On Nov. 2, York’s Canadian Writers in Person course and reading series presented its founder, poet John Unrau. York teaching assistant Chris Cornish sent the following report to YFile.
high above snow-burdened firs,
stroking crisply
through incandescent blue,
raven ascending the mountain
etches her dark wake on my mind
-from “On Lake Agnes Trail”
by John Unrau
A familiar voice filled the lecture hall like a prairie wind, both fierce and gentle as it carried poetry to the hearts of those gathered. John Unrau had returned to Canadian Writers in Person, the reading series he founded and directed for five years, this time reading from his own collection of poetry, Iced Water. At a reception prior to the reading, Unrau was modest in accepting the honours of students, faculty and staff, declaring that the creation of the course “was the most obvious thing in the world.”
Left: John Unrau
It quickly became obvious to his audience that Unrau is as much performer as writer, one student remarking, “I had no idea I would be so entertained by a poet!” His engaging presence was very different from the celebrated visiting poet he writes about, who, as Unrau describes in his poetry “kills questions dead with bursts of critical jargon fired like Raid to still all undergraduate buzzing. Only by being there could one appreciate the growl of his New-Age Muskie, the humourous gesture of ‘his red-hot baton’, and the despair of Old Maggie itching to get out from behind this shivering hide.”
One consistent theme in Unrau’s work is his distrust of technology and human progress. In the poem “To Wordsworth”, from Ontario, he bemoans the electrical pollution, “penetrating me from every side” as “shades of Future Shop close about my middle age.” Poems like his are juxtaposed with haunting landscapes, “the new subdivision” encroaching on “unspoiled pasture” and “cloudless sky”. Much as his New-Age Muskie is unable to stop its killing lifestyle, Unrau sees humanity on a path to consuming the earth: “it’s almost certainly too late but please somebody stop me.”
In response to a comment about the spirit of his angrier poems, Unrau replied, “Hatred is just as powerful a creative force as love.” Nonetheless, he presented a number of moving tributes in memory of his mother and father, as well as loves both past and present. His poem “Untitled” is about a crush he had on a girl in his Mennonite school in Saskatchewan. She was eventually expelled and ran away to Vancouver “with the aid of a loan I stupidly gave her.” Yet, all the unrequited longing of young love is captured as he hauls “starlight and iced water in a narrow pail.”

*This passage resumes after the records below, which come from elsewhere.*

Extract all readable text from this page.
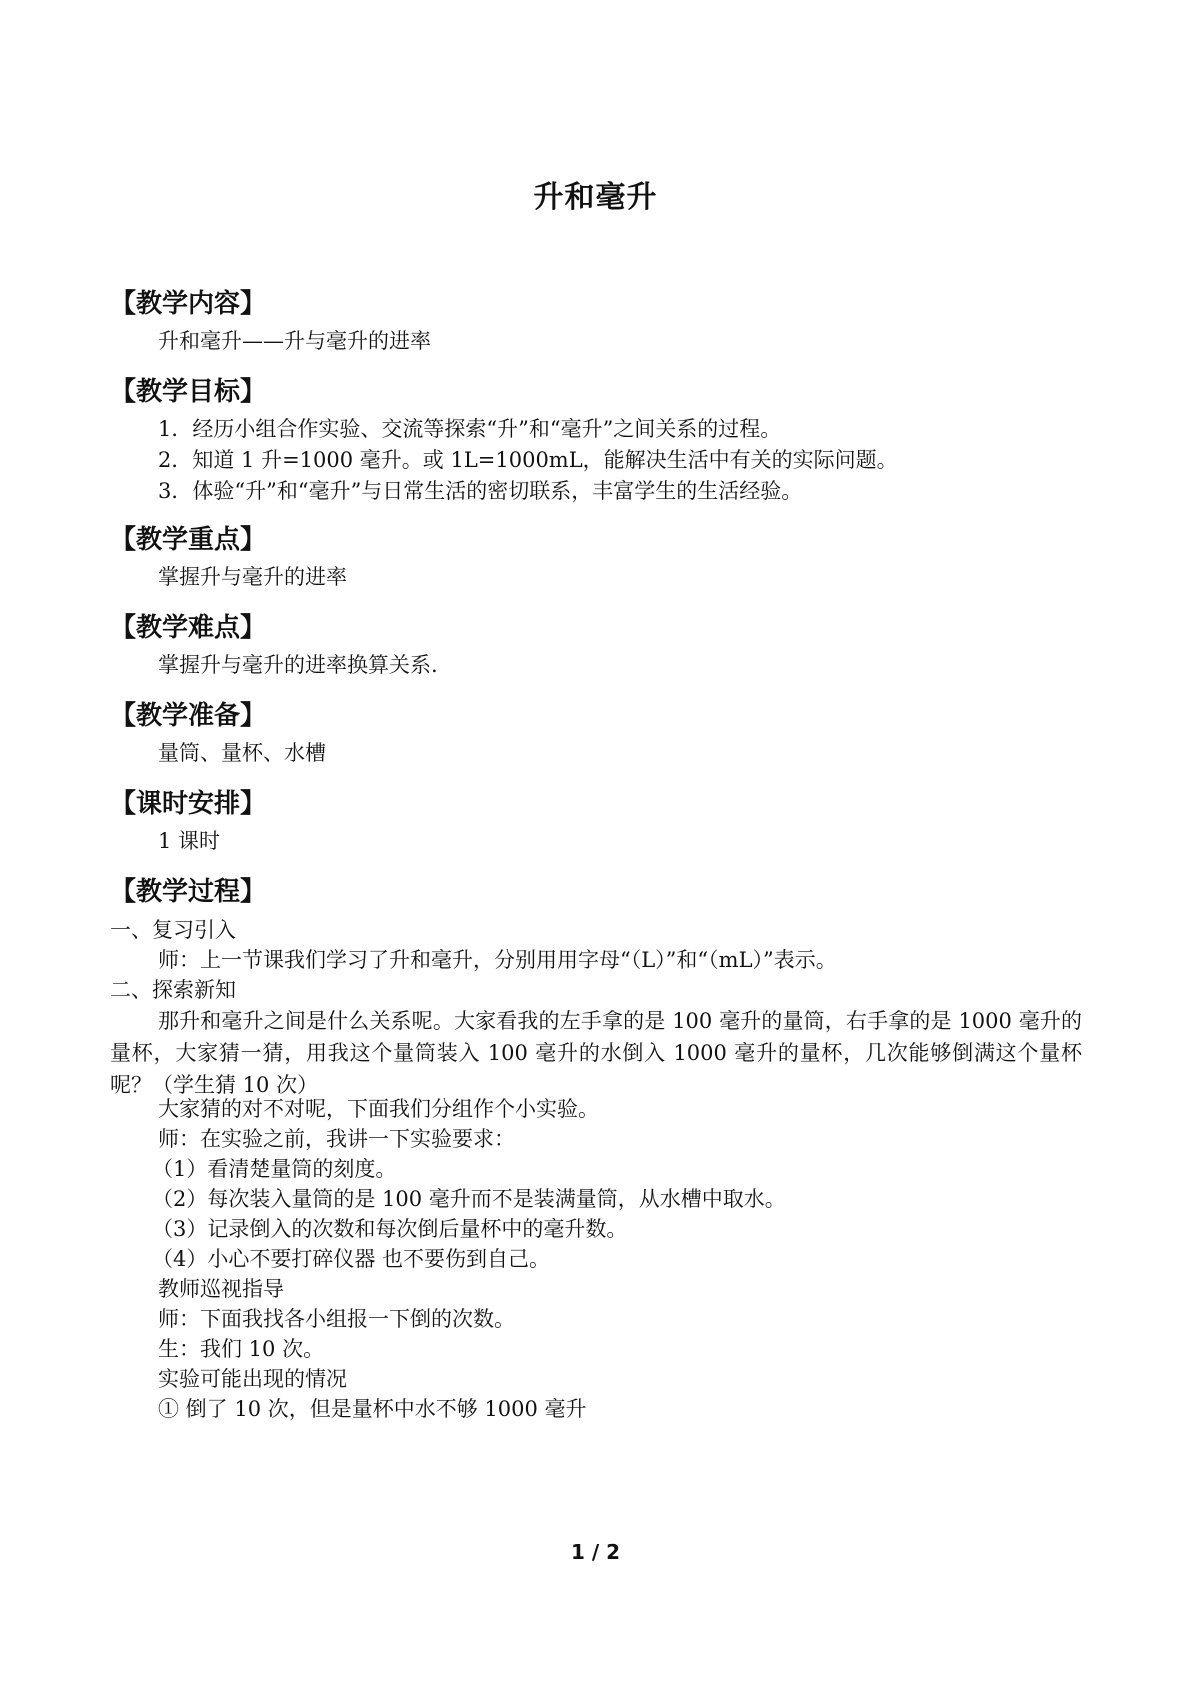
升和毫升
【教学内容】
升和毫升——升与毫升的进率
【教学目标】
1．经历小组合作实验、交流等探索“升”和“毫升”之间关系的过程。
2．知道 1 升=1000 毫升。或 1L=1000mL，能解决生活中有关的实际问题。
3．体验“升”和“毫升”与日常生活的密切联系，丰富学生的生活经验。
【教学重点】
掌握升与毫升的进率
【教学难点】
掌握升与毫升的进率换算关系.
【教学准备】
量筒、量杯、水槽
【课时安排】
1 课时
【教学过程】
一、复习引入
师：上一节课我们学习了升和毫升，分别用用字母“（L）”和“（mL）”表示。
二、探索新知
那升和毫升之间是什么关系呢。大家看我的左手拿的是 100 毫升的量筒，右手拿的是 1000 毫升的量杯，大家猜一猜，用我这个量筒装入 100 毫升的水倒入 1000 毫升的量杯，几次能够倒满这个量杯呢？（学生猜 10 次）
大家猜的对不对呢，下面我们分组作个小实验。
师：在实验之前，我讲一下实验要求：
（1）看清楚量筒的刻度。
（2）每次装入量筒的是 100 毫升而不是装满量筒，从水槽中取水。
（3）记录倒入的次数和每次倒后量杯中的毫升数。
（4）小心不要打碎仪器 也不要伤到自己。
教师巡视指导
师：下面我找各小组报一下倒的次数。
生：我们 10 次。
实验可能出现的情况
① 倒了 10 次，但是量杯中水不够 1000 毫升
1 / 2
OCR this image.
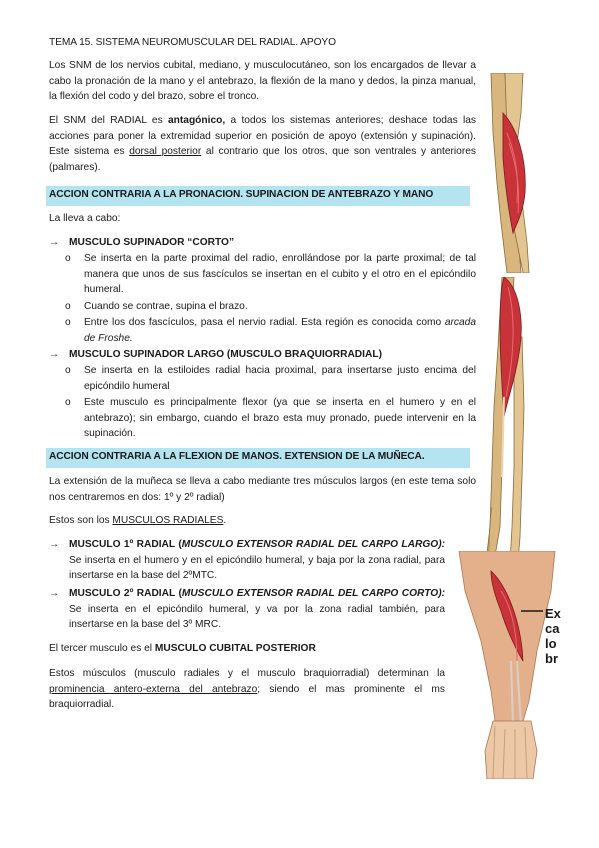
TEMA 15. SISTEMA NEUROMUSCULAR DEL RADIAL. APOYO
Los SNM de los nervios cubital, mediano, y musculocutáneo, son los encargados de llevar a cabo la pronación de la mano y el antebrazo, la flexión de la mano y dedos, la pinza manual, la flexión del codo y del brazo, sobre el tronco.
El SNM del RADIAL es antagónico, a todos los sistemas anteriores; deshace todas las acciones para poner la extremidad superior en posición de apoyo (extensión y supinación). Este sistema es dorsal posterior al contrario que los otros, que son ventrales y anteriores (palmares).
ACCION CONTRARIA A LA PRONACION. SUPINACION DE ANTEBRAZO Y MANO
La lleva a cabo:
→ MUSCULO SUPINADOR “CORTO”
o Se inserta en la parte proximal del radio, enrollándose por la parte proximal; de tal manera que unos de sus fascículos se insertan en el cubito y el otro en el epicóndilo humeral.
o Cuando se contrae, supina el brazo.
o Entre los dos fascículos, pasa el nervio radial. Esta región es conocida como arcada de Froshe.
→ MUSCULO SUPINADOR LARGO (MUSCULO BRAQUIORRADIAL)
o Se inserta en la estiloides radial hacia proximal, para insertarse justo encima del epicóndilo humeral
o Este musculo es principalmente flexor (ya que se inserta en el humero y en el antebrazo); sin embargo, cuando el brazo esta muy pronado, puede intervenir en la supinación.
ACCION CONTRARIA A LA FLEXION DE MANOS. EXTENSION DE LA MUÑECA.
La extensión de la muñeca se lleva a cabo mediante tres músculos largos (en este tema solo nos centraremos en dos: 1º y 2º radial)
Estos son los MUSCULOS RADIALES.
→ MUSCULO 1º RADIAL (MUSCULO EXTENSOR RADIAL DEL CARPO LARGO): Se inserta en el humero y en el epicóndilo humeral, y baja por la zona radial, para insertarse en la base del 2ºMTC.
→ MUSCULO 2º RADIAL (MUSCULO EXTENSOR RADIAL DEL CARPO CORTO): Se inserta en el epicóndilo humeral, y va por la zona radial también, para insertarse en la base del 3º MRC.
El tercer musculo es el MUSCULO CUBITAL POSTERIOR
Estos músculos (musculo radiales y el musculo braquiorradial) determinan la prominencia antero-externa del antebrazo; siendo el mas prominente el ms braquiorradial.
Ex
ca
lo
br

In describing his process of writing, Unrau referred to what his mother taught him about perch fishing saying, “All one can do is to ‘dangle a few images close to the water and see what comes’. I can’t make poems. They have to come to me.”
When asked if there was one thing he would like to be remembered for, Unrau quipped, “scoring a natural hat trick.” This was closely followed by “good partner, father and friend, perhaps also for some of my poems.” He neglected to mention his long service to York as one of its most adored professors, winning the Atkinson Teaching Award In 2002. Though he is still teaching as a professor emeritus, Unrau now has more time to devote to his writing.
On this evening, John Unrau will mostly be remembered for his distinctive voice, bellowing his readings of literature both past and present, piercing the pretensions of the modern world and laying bare the beauty of untamed landscapes…but mostly for the laughs. The standing ovation at the end of the reading was well-deserved.
The Canadian Writers in Person series of public readings at York, which is free and open to the public, is also part of an introductory course on Canadian literature. The series is sponsored in part by the Canada Council for the Arts. Author Shauna Singh Baldwin read from her novel, The Tiger Claw, on Nov. 16.